For each \(m \in M \setminus S\), \(m \notin S_{j, (n, p)}\) for each \(j \in \mathbb{N} \setminus \{0\}\) and each \(n, p \in \mathbb{N}\) such that \(N_j \lt n, p\), so, \(m \in M \setminus S_{j, (n, p)}\).
So, \(\vert (s' (n) - s' (p)) (m) \vert \le 1 / j \lt \epsilon\) for each \(n, p \in \mathbb{N}\) such that \(N_j \lt n, p\), where \(N_j\) is independent of \(m\).
So, over \(M \setminus S\), \(s'\) is uniformly Cauchy.
So, \(s'\) over \(M \setminus S\) converges to an \(h: M \setminus S \to F\) uniformly, by the proposition that any uniformly Cauchy sequence of maps from any set into any complete metric space converges uniformly.
\(h: M \setminus S \to F\) is measurable as a well known fact: the limit of any sequence of measurable functions is measurable.
Let us expand that \(h\) to \(h: M \to F\) such that \(h (m) = 0\) for each \(m \in S\).
\(h \vert_S\) is obviously measurable.
\(h\) is measurable, because \(M \setminus S, S \in A\) and \(h \vert_{M \setminus S}\) and \(h \vert_S\) are measurable and the proposition that for any map between any measurable spaces and any countable cover of the domain by any elements of the \(\sigma\)-algebra, if each domain restriction is measurable, the map is measurable applies.
\(h\) is value-bounded, by the proposition that for any uniformly convergent sequence of any value-bounded maps into any normed vectors space with the induced metric, the convergence is value-bounded.
So, \(h \in \mathcal{L}^\infty (M, A, \mu, F)\).

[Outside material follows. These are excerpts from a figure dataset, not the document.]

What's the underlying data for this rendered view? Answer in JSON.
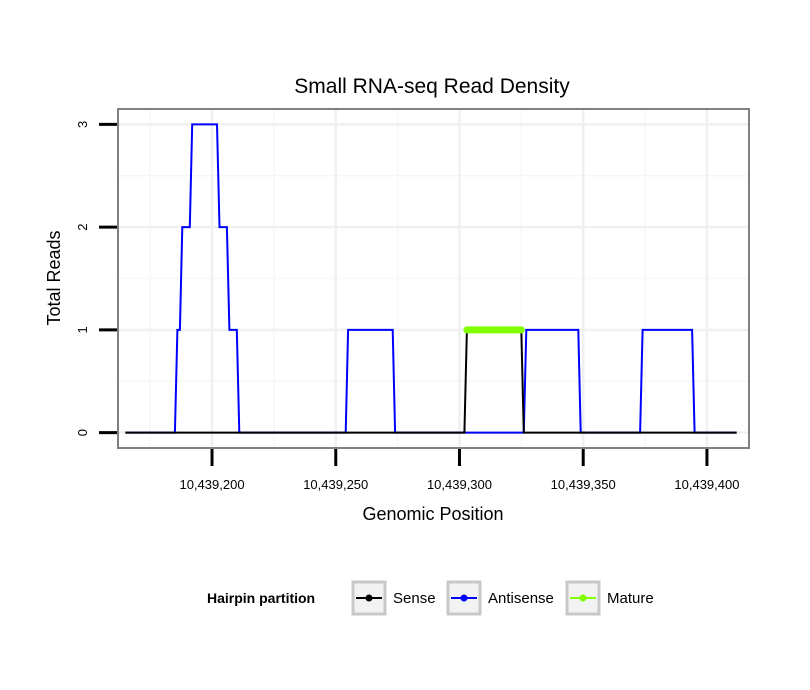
{
  "chart_data": {
    "type": "line",
    "title": "Small RNA-seq Read Density",
    "xlabel": "Genomic Position",
    "ylabel": "Total Reads",
    "xlim": [
      10439162,
      10439417
    ],
    "ylim": [
      -0.15,
      3.15
    ],
    "x_ticks": [
      10439200,
      10439250,
      10439300,
      10439350,
      10439400
    ],
    "x_tick_labels": [
      "10,439,200",
      "10,439,250",
      "10,439,300",
      "10,439,350",
      "10,439,400"
    ],
    "y_ticks": [
      0,
      1,
      2,
      3
    ],
    "y_tick_labels": [
      "0",
      "1",
      "2",
      "3"
    ],
    "grid": true,
    "legend": {
      "title": "Hairpin partition",
      "placement": "bottom",
      "entries": [
        "Sense",
        "Antisense",
        "Mature"
      ]
    },
    "series": [
      {
        "name": "Sense",
        "color": "#000000",
        "x": [
          10439165,
          10439302,
          10439303,
          10439325,
          10439326,
          10439412
        ],
        "y": [
          0,
          0,
          1,
          1,
          0,
          0
        ]
      },
      {
        "name": "Antisense",
        "color": "#0000ff",
        "x": [
          10439165,
          10439185,
          10439186,
          10439187,
          10439188,
          10439191,
          10439192,
          10439202,
          10439203,
          10439206,
          10439207,
          10439210,
          10439211,
          10439213,
          10439214,
          10439254,
          10439255,
          10439273,
          10439274,
          10439326,
          10439327,
          10439348,
          10439349,
          10439373,
          10439374,
          10439394,
          10439395,
          10439412
        ],
        "y": [
          0,
          0,
          1,
          1,
          2,
          2,
          3,
          3,
          2,
          2,
          1,
          1,
          0,
          0,
          0,
          0,
          1,
          1,
          0,
          0,
          1,
          1,
          0,
          0,
          1,
          1,
          0,
          0
        ]
      },
      {
        "name": "Mature",
        "color": "#7fff00",
        "x": [
          10439303,
          10439325
        ],
        "y": [
          1,
          1
        ]
      }
    ]
  }
}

For each \(j \in \mathbb{N} \setminus \{0\}\), there is an \(N \in \mathbb{N}\) such that for each \(n \in \mathbb{N}\) such that \(N \lt n\), for each \(m \in M \setminus S\), \(\vert s' (n) (m) - h (m) \vert \lt 1 / j\).
So, \(\{m \in M \vert 1 / j \lt \vert s' (n) (m) - h (m) \vert\} \subseteq S\), which is locally negligible, by the proposition that for any measure space, any subset of any locally negligible subset of the space is locally negligible, because \(S\) is locally negligible.
That means that \(\Vert s' (n) - h \Vert \le 1 / j\).
That means that \(\Vert s' (n) - h \Vert\) converges to \(0\).
So, \(\Vert s' (n) - h \Vert = \Vert [s' (n) - h] \Vert = \Vert [s' (n)] - [h] \Vert = \Vert s (n) - [h] \Vert\) converges to \(0\).
That means that \(s\) converges to \([h]\).
So, \(L^\infty (M, A, \mu, F)\) is complete.